More than 97% of the infections seen by Kaspersky Lab and 66% of those seen by BitSight used the older software.
WannaCry started spreading in mid-May and, so far, has infected more than 200,000 computers around the world.
In the UK, some hospitals had to turn away patients as the worm shut down computer systems.
Many suggested that the reason UK hospitals suffered was because many of them still relied on programmes that required Windows XP – a version of Microsoft’s OS that debuted in 2001.
But infections of XP by WannaCry were “insignificant” said Costin Raiu from Kaspersky Lab.
Windows 7 was first released in 2009 and the most widely infected version was the x64 edition, which is widely used in large organisations, showed figures from Kasperksy.
Many organisations seem to have been caught out because they failed to apply a patch, issued by Microsoft in March. that blocked the vulnerability which WannaCry exploited.
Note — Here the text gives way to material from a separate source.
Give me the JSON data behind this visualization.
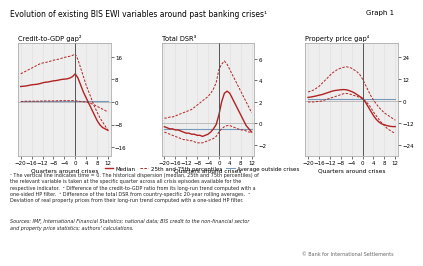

Spanish telecoms firm Telefonica, French carmaker Renault, German rail firm Deutsche Bahn, logistics firm Fedex, Russia’s interior ministry and 61 NHS organisations were all caught out by WannaCry.
After encrypting files, the WannaCry worm demanded a payment of £230 ($300) in bitcoins before they were unfrozen. So far, a reported 296 payments totalling $99,448 (£76,555) have been made to the bitcoin wallets tied to the ransomware.